“Owen Wingrave” op het Itria Valley Festival


Een repetitie voor de theaterpremière van de opera in het Royal Opera House, Londen, 1973 (Getty Images)
op het podium
Vierenvijftig jaar na zijn televisiedebuut arriveert Benjamin Brittens pacifistische opera voor de BBC in Italië. Een meesterwerk onthuld.
Over hetzelfde onderwerp:
Na slechts 54 jaar arriveert Benjamin Brittens Owen Wingrave in Italië, misschien wel de eerste opera in de geschiedenis die op televisie debuteerde (in 1971, in opdracht van de BBC). Beter laat dan nooit natuurlijk, en petje af voor het Itria Valley Festival in Martina Franca, trulli en trillers in een dromerige barokke setting, waar de nieuwe artistiek directeur, Silvia Colasanti, opmerkelijk werk levert: we zagen ook een supercomplete en, belangrijker nog, zeer fraaie Tancredi van Rossini. Dus, Owen Wingrave, uit Henry James, Brittens pacifistische manifest, dat de bekende botsing tussen het individu en de maatschappij die hem verplettert, in scène zet .
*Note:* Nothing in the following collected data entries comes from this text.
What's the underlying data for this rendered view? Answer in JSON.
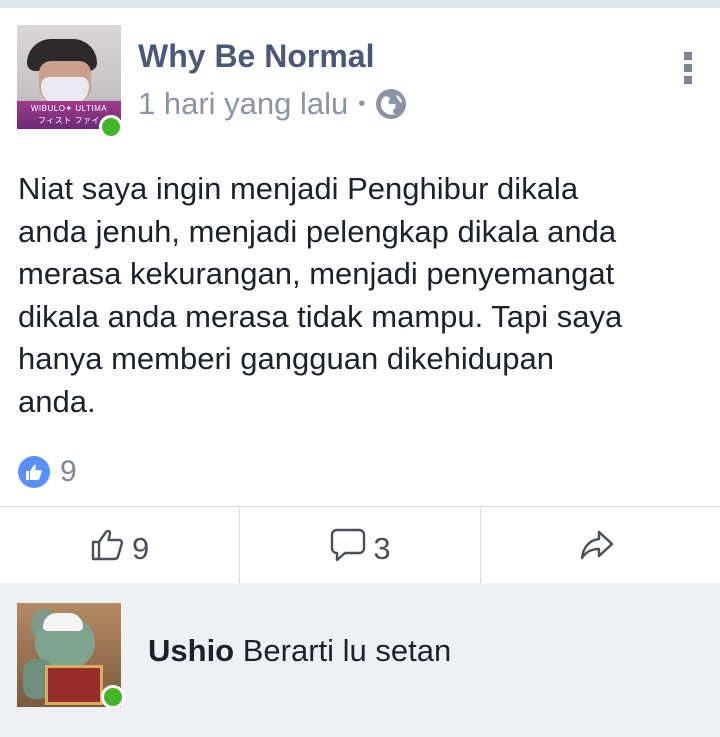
{
  "post": {
    "author": "Why Be Normal",
    "timestamp": "1 hari yang lalu",
    "separator": "•",
    "avatar_tag": "WIBULO✦ ULTIMA\nフィスト ファイ",
    "body": "Niat saya ingin menjadi Penghibur dikala\nanda jenuh, menjadi pelengkap dikala anda\nmerasa kekurangan, menjadi penyemangat\ndikala anda merasa tidak mampu.  Tapi saya\nhanya memberi gangguan dikehidupan\nanda.",
    "reaction_count": "9",
    "icons": {
      "audience": "globe-icon",
      "menu": "vertical-ellipsis-icon",
      "reaction": "like-bubble-icon"
    }
  },
  "actions": [
    {
      "name": "like",
      "icon": "thumbs-up-icon",
      "count": "9"
    },
    {
      "name": "comment",
      "icon": "comment-bubble-icon",
      "count": "3"
    },
    {
      "name": "share",
      "icon": "share-arrow-icon",
      "count": ""
    }
  ],
  "comment": {
    "author": "Ushio",
    "text": "Berarti lu setan"
  },
  "colors": {
    "author_name": "#4b5877",
    "meta_text": "#8b93a6",
    "online": "#42b72a",
    "like_blue": "#5890ff",
    "background": "#e9ebee"
  }
}
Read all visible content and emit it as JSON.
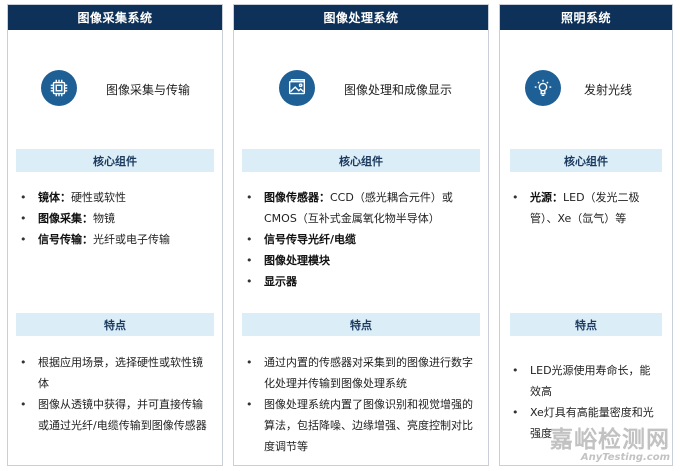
{
  "columns": [
    {
      "header": "图像采集系统",
      "icon": "chip-icon",
      "title": "图像采集与传输",
      "components_label": "核心组件",
      "components": [
        {
          "bold": "镜体：",
          "text": "硬性或软性"
        },
        {
          "bold": "图像采集：",
          "text": "物镜"
        },
        {
          "bold": "信号传输：",
          "text": "光纤或电子传输"
        }
      ],
      "features_label": "特点",
      "features": [
        "根据应用场景，选择硬性或软性镜体",
        "图像从透镜中获得，并可直接传输或通过光纤/电缆传输到图像传感器"
      ]
    },
    {
      "header": "图像处理系统",
      "icon": "image-icon",
      "title": "图像处理和成像显示",
      "components_label": "核心组件",
      "components": [
        {
          "bold": "图像传感器：",
          "text": "CCD（感光耦合元件）或CMOS（互补式金属氧化物半导体）"
        },
        {
          "bold": "信号传导光纤/电缆",
          "text": ""
        },
        {
          "bold": "图像处理模块",
          "text": ""
        },
        {
          "bold": "显示器",
          "text": ""
        }
      ],
      "features_label": "特点",
      "features": [
        "通过内置的传感器对采集到的图像进行数字化处理并传输到图像处理系统",
        "图像处理系统内置了图像识别和视觉增强的算法，包括降噪、边缘增强、亮度控制对比度调节等"
      ]
    },
    {
      "header": "照明系统",
      "icon": "light-bulb-icon",
      "title": "发射光线",
      "components_label": "核心组件",
      "components": [
        {
          "bold": "光源：",
          "text": "LED（发光二极管）、Xe（氙气）等"
        }
      ],
      "features_label": "特点",
      "features": [
        "LED光源使用寿命长，能效高",
        "Xe灯具有高能量密度和光强度"
      ]
    }
  ],
  "watermark": {
    "cn": "嘉峪检测网",
    "en": "AnyTesting.com"
  },
  "colors": {
    "header": "#0d3158",
    "icon": "#1e5f96",
    "band": "#dbeef8"
  }
}
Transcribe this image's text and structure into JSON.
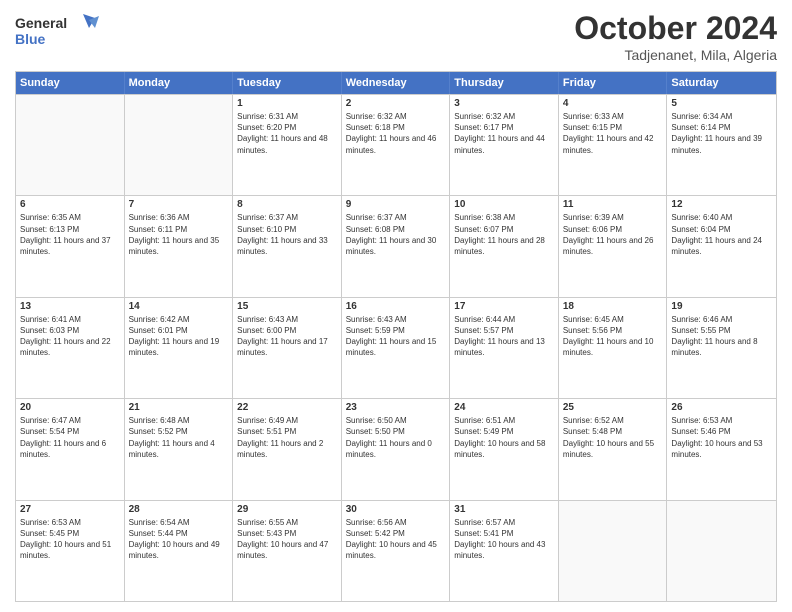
{
  "header": {
    "logo_line1": "General",
    "logo_line2": "Blue",
    "month": "October 2024",
    "location": "Tadjenanet, Mila, Algeria"
  },
  "weekdays": [
    "Sunday",
    "Monday",
    "Tuesday",
    "Wednesday",
    "Thursday",
    "Friday",
    "Saturday"
  ],
  "rows": [
    [
      {
        "day": "",
        "sunrise": "",
        "sunset": "",
        "daylight": ""
      },
      {
        "day": "",
        "sunrise": "",
        "sunset": "",
        "daylight": ""
      },
      {
        "day": "1",
        "sunrise": "Sunrise: 6:31 AM",
        "sunset": "Sunset: 6:20 PM",
        "daylight": "Daylight: 11 hours and 48 minutes."
      },
      {
        "day": "2",
        "sunrise": "Sunrise: 6:32 AM",
        "sunset": "Sunset: 6:18 PM",
        "daylight": "Daylight: 11 hours and 46 minutes."
      },
      {
        "day": "3",
        "sunrise": "Sunrise: 6:32 AM",
        "sunset": "Sunset: 6:17 PM",
        "daylight": "Daylight: 11 hours and 44 minutes."
      },
      {
        "day": "4",
        "sunrise": "Sunrise: 6:33 AM",
        "sunset": "Sunset: 6:15 PM",
        "daylight": "Daylight: 11 hours and 42 minutes."
      },
      {
        "day": "5",
        "sunrise": "Sunrise: 6:34 AM",
        "sunset": "Sunset: 6:14 PM",
        "daylight": "Daylight: 11 hours and 39 minutes."
      }
    ],
    [
      {
        "day": "6",
        "sunrise": "Sunrise: 6:35 AM",
        "sunset": "Sunset: 6:13 PM",
        "daylight": "Daylight: 11 hours and 37 minutes."
      },
      {
        "day": "7",
        "sunrise": "Sunrise: 6:36 AM",
        "sunset": "Sunset: 6:11 PM",
        "daylight": "Daylight: 11 hours and 35 minutes."
      },
      {
        "day": "8",
        "sunrise": "Sunrise: 6:37 AM",
        "sunset": "Sunset: 6:10 PM",
        "daylight": "Daylight: 11 hours and 33 minutes."
      },
      {
        "day": "9",
        "sunrise": "Sunrise: 6:37 AM",
        "sunset": "Sunset: 6:08 PM",
        "daylight": "Daylight: 11 hours and 30 minutes."
      },
      {
        "day": "10",
        "sunrise": "Sunrise: 6:38 AM",
        "sunset": "Sunset: 6:07 PM",
        "daylight": "Daylight: 11 hours and 28 minutes."
      },
      {
        "day": "11",
        "sunrise": "Sunrise: 6:39 AM",
        "sunset": "Sunset: 6:06 PM",
        "daylight": "Daylight: 11 hours and 26 minutes."
      },
      {
        "day": "12",
        "sunrise": "Sunrise: 6:40 AM",
        "sunset": "Sunset: 6:04 PM",
        "daylight": "Daylight: 11 hours and 24 minutes."
      }
    ],
    [
      {
        "day": "13",
        "sunrise": "Sunrise: 6:41 AM",
        "sunset": "Sunset: 6:03 PM",
        "daylight": "Daylight: 11 hours and 22 minutes."
      },
      {
        "day": "14",
        "sunrise": "Sunrise: 6:42 AM",
        "sunset": "Sunset: 6:01 PM",
        "daylight": "Daylight: 11 hours and 19 minutes."
      },
      {
        "day": "15",
        "sunrise": "Sunrise: 6:43 AM",
        "sunset": "Sunset: 6:00 PM",
        "daylight": "Daylight: 11 hours and 17 minutes."
      },
      {
        "day": "16",
        "sunrise": "Sunrise: 6:43 AM",
        "sunset": "Sunset: 5:59 PM",
        "daylight": "Daylight: 11 hours and 15 minutes."
      },
      {
        "day": "17",
        "sunrise": "Sunrise: 6:44 AM",
        "sunset": "Sunset: 5:57 PM",
        "daylight": "Daylight: 11 hours and 13 minutes."
      },
      {
        "day": "18",
        "sunrise": "Sunrise: 6:45 AM",
        "sunset": "Sunset: 5:56 PM",
        "daylight": "Daylight: 11 hours and 10 minutes."
      },
      {
        "day": "19",
        "sunrise": "Sunrise: 6:46 AM",
        "sunset": "Sunset: 5:55 PM",
        "daylight": "Daylight: 11 hours and 8 minutes."
      }
    ],
    [
      {
        "day": "20",
        "sunrise": "Sunrise: 6:47 AM",
        "sunset": "Sunset: 5:54 PM",
        "daylight": "Daylight: 11 hours and 6 minutes."
      },
      {
        "day": "21",
        "sunrise": "Sunrise: 6:48 AM",
        "sunset": "Sunset: 5:52 PM",
        "daylight": "Daylight: 11 hours and 4 minutes."
      },
      {
        "day": "22",
        "sunrise": "Sunrise: 6:49 AM",
        "sunset": "Sunset: 5:51 PM",
        "daylight": "Daylight: 11 hours and 2 minutes."
      },
      {
        "day": "23",
        "sunrise": "Sunrise: 6:50 AM",
        "sunset": "Sunset: 5:50 PM",
        "daylight": "Daylight: 11 hours and 0 minutes."
      },
      {
        "day": "24",
        "sunrise": "Sunrise: 6:51 AM",
        "sunset": "Sunset: 5:49 PM",
        "daylight": "Daylight: 10 hours and 58 minutes."
      },
      {
        "day": "25",
        "sunrise": "Sunrise: 6:52 AM",
        "sunset": "Sunset: 5:48 PM",
        "daylight": "Daylight: 10 hours and 55 minutes."
      },
      {
        "day": "26",
        "sunrise": "Sunrise: 6:53 AM",
        "sunset": "Sunset: 5:46 PM",
        "daylight": "Daylight: 10 hours and 53 minutes."
      }
    ],
    [
      {
        "day": "27",
        "sunrise": "Sunrise: 6:53 AM",
        "sunset": "Sunset: 5:45 PM",
        "daylight": "Daylight: 10 hours and 51 minutes."
      },
      {
        "day": "28",
        "sunrise": "Sunrise: 6:54 AM",
        "sunset": "Sunset: 5:44 PM",
        "daylight": "Daylight: 10 hours and 49 minutes."
      },
      {
        "day": "29",
        "sunrise": "Sunrise: 6:55 AM",
        "sunset": "Sunset: 5:43 PM",
        "daylight": "Daylight: 10 hours and 47 minutes."
      },
      {
        "day": "30",
        "sunrise": "Sunrise: 6:56 AM",
        "sunset": "Sunset: 5:42 PM",
        "daylight": "Daylight: 10 hours and 45 minutes."
      },
      {
        "day": "31",
        "sunrise": "Sunrise: 6:57 AM",
        "sunset": "Sunset: 5:41 PM",
        "daylight": "Daylight: 10 hours and 43 minutes."
      },
      {
        "day": "",
        "sunrise": "",
        "sunset": "",
        "daylight": ""
      },
      {
        "day": "",
        "sunrise": "",
        "sunset": "",
        "daylight": ""
      }
    ]
  ]
}
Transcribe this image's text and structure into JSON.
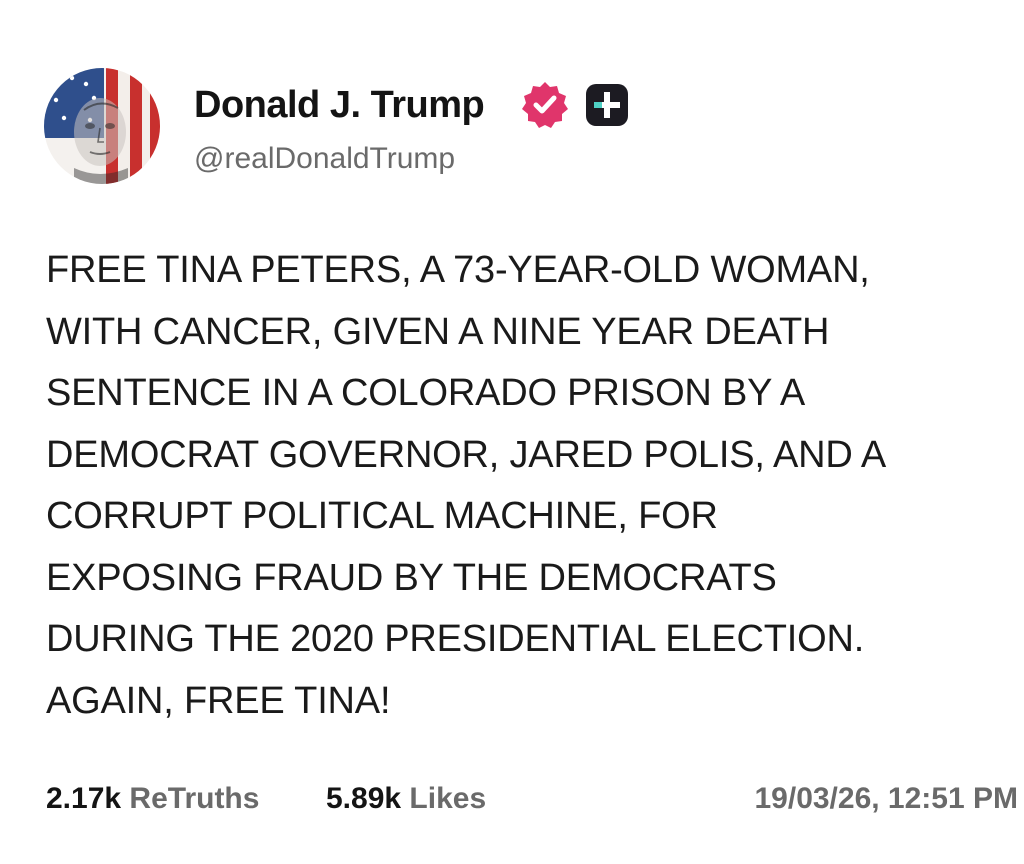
{
  "author": {
    "display_name": "Donald J. Trump",
    "handle": "@realDonaldTrump",
    "verified_icon": "verified-badge-icon",
    "plus_icon": "plus-badge-icon",
    "badge_color": "#e0356b",
    "plus_badge_color": "#1c1b22"
  },
  "post": {
    "lines": [
      "FREE TINA PETERS, A 73-YEAR-OLD WOMAN,",
      "WITH CANCER, GIVEN A NINE YEAR DEATH",
      "SENTENCE IN A COLORADO PRISON BY A",
      "DEMOCRAT GOVERNOR, JARED POLIS, AND A",
      "CORRUPT POLITICAL MACHINE, FOR",
      "EXPOSING FRAUD BY THE DEMOCRATS",
      "DURING THE 2020 PRESIDENTIAL ELECTION.",
      "AGAIN, FREE TINA!"
    ]
  },
  "stats": {
    "retruths_count": "2.17k",
    "retruths_label": "ReTruths",
    "likes_count": "5.89k",
    "likes_label": "Likes",
    "timestamp": "19/03/26, 12:51 PM"
  }
}
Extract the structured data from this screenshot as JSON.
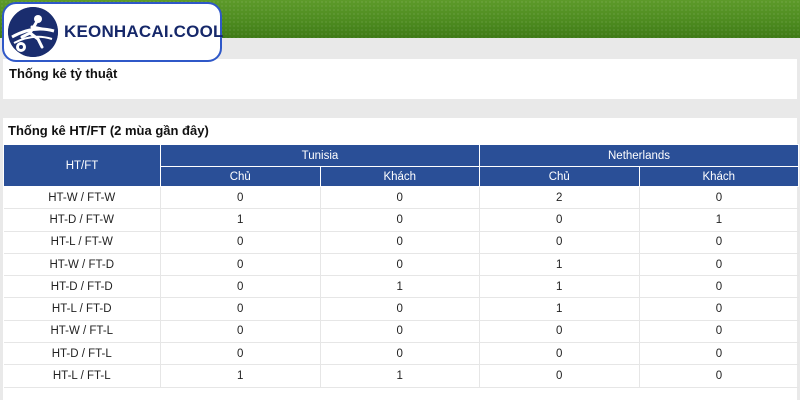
{
  "site": {
    "logo_text": "KEONHACAI.COOL"
  },
  "section1": {
    "title": "Thống kê tỷ thuật"
  },
  "section2": {
    "title": "Thống kê HT/FT (2 mùa gần đây)",
    "header": {
      "first_col": "HT/FT",
      "team1": "Tunisia",
      "team2": "Netherlands",
      "home": "Chủ",
      "away": "Khách"
    },
    "rows": [
      {
        "label": "HT-W / FT-W",
        "t1_home": "0",
        "t1_away": "0",
        "t2_home": "2",
        "t2_away": "0"
      },
      {
        "label": "HT-D / FT-W",
        "t1_home": "1",
        "t1_away": "0",
        "t2_home": "0",
        "t2_away": "1"
      },
      {
        "label": "HT-L / FT-W",
        "t1_home": "0",
        "t1_away": "0",
        "t2_home": "0",
        "t2_away": "0"
      },
      {
        "label": "HT-W / FT-D",
        "t1_home": "0",
        "t1_away": "0",
        "t2_home": "1",
        "t2_away": "0"
      },
      {
        "label": "HT-D / FT-D",
        "t1_home": "0",
        "t1_away": "1",
        "t2_home": "1",
        "t2_away": "0"
      },
      {
        "label": "HT-L / FT-D",
        "t1_home": "0",
        "t1_away": "0",
        "t2_home": "1",
        "t2_away": "0"
      },
      {
        "label": "HT-W / FT-L",
        "t1_home": "0",
        "t1_away": "0",
        "t2_home": "0",
        "t2_away": "0"
      },
      {
        "label": "HT-D / FT-L",
        "t1_home": "0",
        "t1_away": "0",
        "t2_home": "0",
        "t2_away": "0"
      },
      {
        "label": "HT-L / FT-L",
        "t1_home": "1",
        "t1_away": "1",
        "t2_home": "0",
        "t2_away": "0"
      }
    ]
  },
  "colors": {
    "header_bg": "#2a4f97",
    "logo_border": "#2f58c8",
    "banner_green": "#4c8a1f"
  },
  "icons": {
    "logo": "soccer-player-ball-icon"
  }
}
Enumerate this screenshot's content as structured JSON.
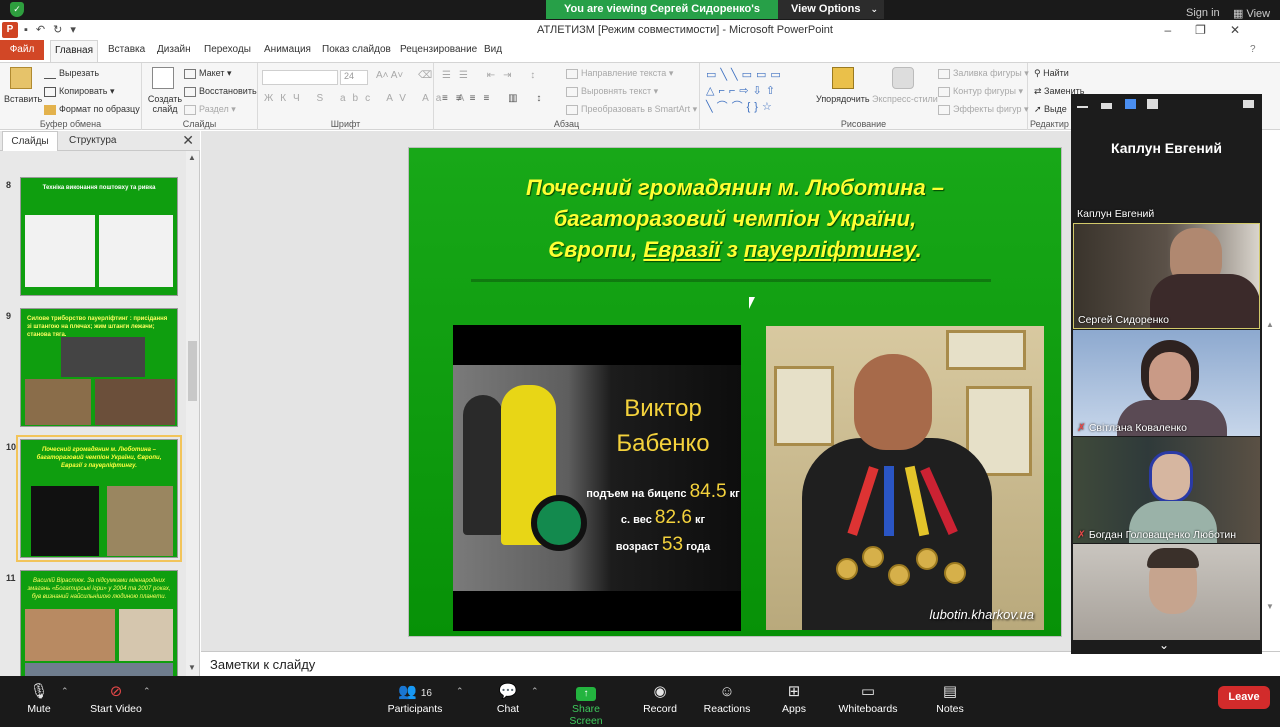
{
  "zoom_top": {
    "viewing_banner": "You are viewing Сергей Сидоренко's screen",
    "view_options": "View Options",
    "sign_in": "Sign in",
    "view": "View"
  },
  "ppt": {
    "window_title": "АТЛЕТИЗМ [Режим совместимости] - Microsoft PowerPoint",
    "tabs": [
      "Файл",
      "Главная",
      "Вставка",
      "Дизайн",
      "Переходы",
      "Анимация",
      "Показ слайдов",
      "Рецензирование",
      "Вид"
    ],
    "ribbon": {
      "clipboard": {
        "label": "Буфер обмена",
        "paste": "Вставить",
        "cut": "Вырезать",
        "copy": "Копировать",
        "format_painter": "Формат по образцу"
      },
      "slides": {
        "label": "Слайды",
        "new_slide": "Создать слайд",
        "layout": "Макет",
        "reset": "Восстановить",
        "section": "Раздел"
      },
      "font": {
        "label": "Шрифт",
        "size": "24"
      },
      "paragraph": {
        "label": "Абзац",
        "text_direction": "Направление текста",
        "align_text": "Выровнять текст",
        "smartart": "Преобразовать в SmartArt"
      },
      "drawing": {
        "label": "Рисование",
        "arrange": "Упорядочить",
        "quick_styles": "Экспресс-стили",
        "shape_fill": "Заливка фигуры",
        "shape_outline": "Контур фигуры",
        "shape_effects": "Эффекты фигур"
      },
      "editing": {
        "label": "Редактир",
        "find": "Найти",
        "replace": "Заменить",
        "select": "Выде"
      }
    },
    "panel": {
      "tab_slides": "Слайды",
      "tab_outline": "Структура",
      "thumbs": [
        {
          "num": "8",
          "title": "Техніка виконання поштовху та ривка"
        },
        {
          "num": "9",
          "title": "Силове триборство пауерліфтинг : присідання зі штангою на плечах; жим штанги лежачи; станова тяга."
        },
        {
          "num": "10",
          "title": "Почесний громадянин м. Люботина – багаторазовий чемпіон України, Європи, Евразії з пауерліфтингу."
        },
        {
          "num": "11",
          "title": "Василій Вірастюк. За підсумками міжнародних змагань «Богатирські ігри» у 2004 та 2007 роках, був визнаний найсильнішою людиною планети."
        }
      ]
    },
    "slide": {
      "title_line1": "Почесний громадянин м. Люботина –",
      "title_line2": "багаторазовий чемпіон України,",
      "title_line3_a": "Європи, ",
      "title_line3_b": "Евразії",
      "title_line3_c": " з ",
      "title_line3_d": "пауерліфтингу",
      "title_line3_e": ".",
      "victor_first": "Виктор",
      "victor_last": "Бабенко",
      "stat1_label": "подъем на бицепс",
      "stat1_value": "84.5",
      "stat1_unit": "кг",
      "stat2_label": "с. вес",
      "stat2_value": "82.6",
      "stat2_unit": "кг",
      "stat3_label": "возраст",
      "stat3_value": "53",
      "stat3_unit": "года",
      "watermark": "lubotin.kharkov.ua"
    },
    "notes_placeholder": "Заметки к слайду"
  },
  "gallery": {
    "active_speaker_name": "Каплун Евгений",
    "participants": [
      {
        "name": "Каплун Евгений",
        "muted": false
      },
      {
        "name": "Сергей Сидоренко",
        "muted": false
      },
      {
        "name": "Світлана Коваленко",
        "muted": true
      },
      {
        "name": "Богдан Головащенко Люботин",
        "muted": true
      }
    ]
  },
  "zoom_bar": {
    "mute": "Mute",
    "start_video": "Start Video",
    "participants": "Participants",
    "participants_count": "16",
    "chat": "Chat",
    "share_screen": "Share Screen",
    "record": "Record",
    "reactions": "Reactions",
    "apps": "Apps",
    "whiteboards": "Whiteboards",
    "notes": "Notes",
    "leave": "Leave"
  }
}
Als telg uit generaties Wingraves die vochten en stierven "voor Koning en Vaderland", besluit Owen in plaats daarvan geen soldaat te worden. Hij wordt bespot, beledigd en onterfd door zijn grootvader, die een generaal was, en zijn bitchy tante, evenals door zijn verloofde en haar schoonmoeder, tot aan de laatste tragedie in de gotische spookkamer, waar een verre Wingrave een laffe zoon had vermoord. Britten, zo blijkt, had geen televisie en was er zeker niet dol op: en toch is het oorspronkelijke doel van de opera duidelijk zichtbaar in de dramatische opbouw, die zich afspeelt via shots en reverse shots . Er is nauwelijks sprake van actie, te beginnen met het feit dat de uiteindelijke catastrofe zich buiten het toneel afspeelt: in plaats daarvan wordt er veel gepraat, tussen barakken en Victoriaanse salons (als er al een verschil was), en sombere eetkamers waar de vreselijke familie bijeenkomt. Zoals gebruikelijk is bij Britten wat onuitgesproken blijft even sterk als wat er gezegd wordt. Het echte conflict is puur psychologisch en leidt tot Owens zelfacceptatie, die absoluut geen treurwilg of zwakkeling is, maar een vastberaden man die zichzelf als een vechter beschouwt, al is het dan voor de zaak van hen die niet willen vechten (de irenische, onnozele pacifisten die tegenwoordig in de mode zijn, zouden daar eens over na moeten denken, tenminste zij die niet te kwader trouw zijn).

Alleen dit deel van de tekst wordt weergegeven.